Thursday, February 05, 2009

Resetting the Clock on Analog TV

I reset the countdown timer on the end of analog TV. Obama hasn't signed the bill which just cleared Congress. But since he asked for it in the first place, I'm considering it a done deal. If I'm wrong, I'll change it back.

Tuesday, February 03, 2009

Calling Foul on Pepsi for Their "Forever Young" Super Bowl Ad

In the early 80's, when Steve Jobs recuited Pepsi marketer and president, John Sculley to run Apple, he famously challenged him with this question: "Do you want to spend the rest of your life selling sugared water or do you want a chance to change the world?"

Pepsi's new marketers have built up immunity to such a challenge with a new ad theme, "Every generation refreshes the world." For today's Pepsi, there's no difference at all between selling sugared water and changing the world. (It's moot point, actually, because Steve Jobs has built up an even stronger immunity to any impulse he might have to hire another Pepsi marketer.)

The ad was exceptionally well crafted and executed, clever in its strategy, superficially enjoyable—but horrible nonetheless.

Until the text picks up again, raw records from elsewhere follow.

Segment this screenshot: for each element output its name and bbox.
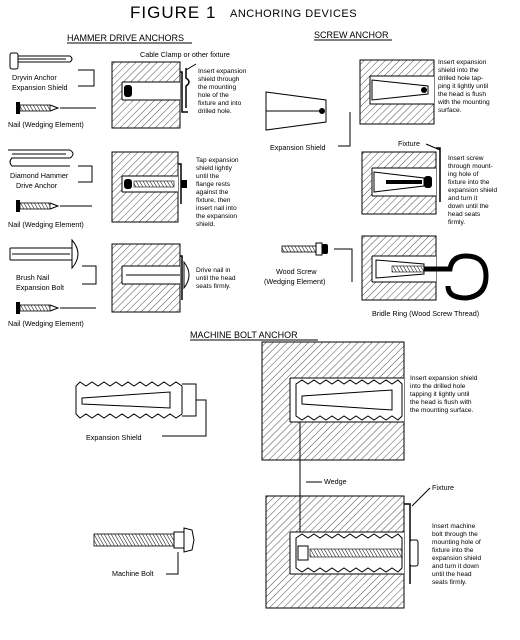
svg-text:shield lightly: shield lightly [196, 165, 233, 172]
nail-1-label: Nail (Wedging Element) [8, 120, 84, 129]
cable-clamp-label: Cable Clamp or other fixture [140, 50, 230, 59]
svg-text:drilled hole tap-: drilled hole tap- [438, 75, 483, 82]
svg-text:insert nail into: insert nail into [196, 205, 237, 212]
svg-text:the expansion: the expansion [196, 213, 237, 220]
nail-1-illustration [16, 102, 60, 114]
svg-text:bolt through the: bolt through the [432, 531, 478, 538]
nail-3-label: Nail (Wedging Element) [8, 319, 84, 328]
machine-wall-1 [261, 341, 405, 461]
svg-text:ing hole of: ing hole of [448, 171, 479, 178]
svg-text:with the mounting: with the mounting [437, 99, 490, 106]
machine-note-1: Insert expansion shield into the drilled… [410, 375, 478, 414]
machine-bolt-label: Machine Bolt [112, 569, 154, 578]
wall-3 [111, 243, 190, 313]
screw-note-1: Insert expansion shield into the drilled… [437, 59, 490, 114]
screw-fixture-label: Fixture [398, 139, 420, 148]
machine-shield-label: Expansion Shield [86, 433, 142, 442]
screw-wall-1 [359, 59, 435, 125]
svg-text:firmly.: firmly. [448, 219, 465, 226]
svg-text:surface.: surface. [438, 107, 462, 114]
svg-text:head seats: head seats [448, 211, 481, 218]
svg-text:into the drilled hole: into the drilled hole [410, 383, 466, 390]
svg-text:through mount-: through mount- [448, 163, 493, 170]
diamond-hammer-label: Diamond Hammer [10, 171, 69, 180]
brush-nail-label: Brush Nail [16, 273, 50, 282]
wall-1 [111, 61, 190, 129]
svg-text:Tap expansion: Tap expansion [196, 157, 239, 164]
bridle-ring-illustration [424, 253, 489, 301]
svg-text:Insert expansion shield: Insert expansion shield [410, 375, 478, 382]
svg-text:Insert screw: Insert screw [448, 155, 484, 162]
wood-screw-illustration [281, 242, 328, 256]
svg-text:mounting hole of: mounting hole of [432, 539, 481, 546]
svg-text:until the: until the [196, 173, 219, 180]
drive-anchor-label: Drive Anchor [16, 181, 58, 190]
wedging-element-label: (Wedging Element) [264, 277, 325, 286]
screw-wall-3 [361, 235, 437, 301]
svg-text:Insert machine: Insert machine [432, 523, 476, 530]
dryvin-anchor-shield-illustration [9, 52, 73, 70]
hammer-drive-heading: HAMMER DRIVE ANCHORS [67, 33, 184, 43]
svg-text:fixture and into: fixture and into [198, 100, 242, 107]
diamond-anchor-illustration [8, 149, 74, 167]
machine-fixture-label: Fixture [432, 483, 454, 492]
note-2: Tap expansion shield lightly until the f… [196, 157, 239, 228]
svg-text:the head is flush with: the head is flush with [410, 399, 472, 406]
svg-text:ping it lightly until: ping it lightly until [438, 83, 489, 90]
nail-2-illustration [16, 200, 60, 212]
machine-wall-2 [265, 495, 419, 609]
svg-text:against the: against the [196, 189, 229, 196]
svg-text:fixture into the: fixture into the [432, 547, 474, 554]
svg-text:flange rests: flange rests [196, 181, 231, 188]
svg-text:shield into the: shield into the [438, 67, 479, 74]
svg-text:until the head: until the head [196, 275, 236, 282]
machine-bolt-illustration [93, 527, 195, 553]
screw-wall-2 [361, 147, 441, 215]
note-3: Drive nail in until the head seats firml… [196, 267, 236, 290]
svg-text:and turn it: and turn it [448, 195, 477, 202]
figure-title: FIGURE 1 [130, 3, 216, 22]
svg-text:hole of the: hole of the [198, 92, 229, 99]
svg-text:Drive nail in: Drive nail in [196, 267, 231, 274]
svg-text:tapping it lightly until: tapping it lightly until [410, 391, 470, 398]
svg-text:and turn it down: and turn it down [432, 563, 479, 570]
bridle-ring-label: Bridle Ring (Wood Screw Thread) [372, 309, 479, 318]
svg-text:fixture, then: fixture, then [196, 197, 231, 204]
svg-text:fixture into the: fixture into the [448, 179, 490, 186]
screw-anchor-heading: SCREW ANCHOR [314, 30, 389, 40]
svg-text:the mounting surface.: the mounting surface. [410, 407, 474, 414]
figure-subtitle: ANCHORING DEVICES [230, 8, 357, 20]
svg-text:the head is flush: the head is flush [438, 91, 486, 98]
svg-text:shield.: shield. [196, 221, 215, 228]
expansion-shield-label: Expansion Shield [12, 83, 68, 92]
svg-text:the mounting: the mounting [198, 84, 236, 91]
svg-text:Insert expansion: Insert expansion [198, 68, 247, 75]
svg-text:seats firmly.: seats firmly. [432, 579, 467, 586]
wood-screw-label: Wood Screw [276, 267, 317, 276]
svg-text:Insert expansion: Insert expansion [438, 59, 487, 66]
screw-expansion-shield-label: Expansion Shield [270, 143, 326, 152]
machine-note-2: Insert machine bolt through the mounting… [432, 523, 481, 586]
machine-expansion-shield-illustration [75, 381, 197, 419]
svg-text:drilled hole.: drilled hole. [198, 108, 232, 115]
wall-2 [111, 151, 187, 223]
nail-3-illustration [16, 302, 60, 314]
note-1: Insert expansion shield through the moun… [198, 68, 247, 115]
svg-text:until the head: until the head [432, 571, 472, 578]
svg-text:seats firmly.: seats firmly. [196, 283, 231, 290]
screw-expansion-shield-illustration [265, 91, 327, 131]
dryvin-anchor-label: Dryvin Anchor [12, 73, 57, 82]
nail-2-label: Nail (Wedging Element) [8, 220, 84, 229]
svg-text:shield through: shield through [198, 76, 240, 83]
screw-note-2: Insert screw through mount- ing hole of … [448, 155, 497, 226]
wedge-label: Wedge [324, 477, 347, 486]
machine-bolt-heading: MACHINE BOLT ANCHOR [190, 330, 298, 340]
expansion-bolt-label: Expansion Bolt [16, 283, 64, 292]
svg-text:expansion shield: expansion shield [432, 555, 481, 562]
svg-text:expansion shield: expansion shield [448, 187, 497, 194]
svg-text:down until the: down until the [448, 203, 489, 210]
brush-nail-illustration [9, 238, 79, 270]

Here are my top four emotional reasons for wanting to run from the room screaming when this ad comes on. (I don't actually do that, I just press "skip" on my TiVo remote.):
  • I resent advertisers playing the cheap trick of licensing clips and tunes that trigger treasured emotional memories in the hopes of attaching them to their brand. (I have the last laugh here, because it's my resentment that accrues to their brand.)
  • I resent advertisers who entice Bob Dylan to sell his image, likeness, and music just to sell sugared water and thereby sully the glorious memory of his previous sellout to Victoria's Secret.
  • I resent advertisers who entice to sell his image, likeness, and performance to enhance sugared water with the emotional resonance of the "Yes We Can" video he did for Obama's campaign.
  • I resent advertisers asking us to take solemnly the notion that we are what we drink. (At least when Heinkeken asked us to wrap ourselves in the mantle of their brand, they had the good humor to hire John Turturro to ham it up and play the post-modern irony gambit.)
In the classic cola wars going back to the sixties Pepsi has consistently tried to peel younger drinkers away from Coke with a series of youth-oriented campaigns—Pepsi Generation, Choice of a New Generation, For Those who Think Young. Someone must have noticed that members of the original Pepsi Generation are now sixty-somethings. Rather than throw the geezers overboard, they tried to embrace us by offering a split-screen duet of two young generations. From that perspective, the choice of Dylan and his song, "Forever Young," were brilliant.

It was an attempt to map Obama's post-partisan meme onto a post-generational landscape. In Pepsi's world, we now have two young generations, one of which just happens to be collecting Social Security.

Mickeleh's Take: Look closely at the matched images that Pepsi used in the spot. They're all perfectly equivalent except for the styling. The despairing message: nothing has really changed from then to now. It's all the same. It's merely refreshed. Just like the Pepsi logo and packaging. Refresh the logo, refresh the world. Forever young.

Saturday, January 31, 2009

The Flavor Packet Song

This is completely crazy and is mainly a testament to how deranged the world has become. I have (for the day, anyway) a top-rated music video on YouTube. 

It's an original song by me (vocal, ukulele, MIDI drums and piano). As of now it's the #27 highest-rated music video on YouTube. (That ranking will, no doubt, start moving south as newer and better videos appear.)

BREAKING: Now it's #18!

The response has been incredible, despite the fact that I struggle to sing on pitch, can barely play, and I'm just stumbling around in the dark on GarageBand, Motion, and the ukulele.

It was done as a guest appearance on a channel called VlogRamen. They call their guest vloggers "Flavor Packets of the Week." Which is why the song is called "The Flavor Packet Song.")

In the UK, it's called "The Flavour Packet Song."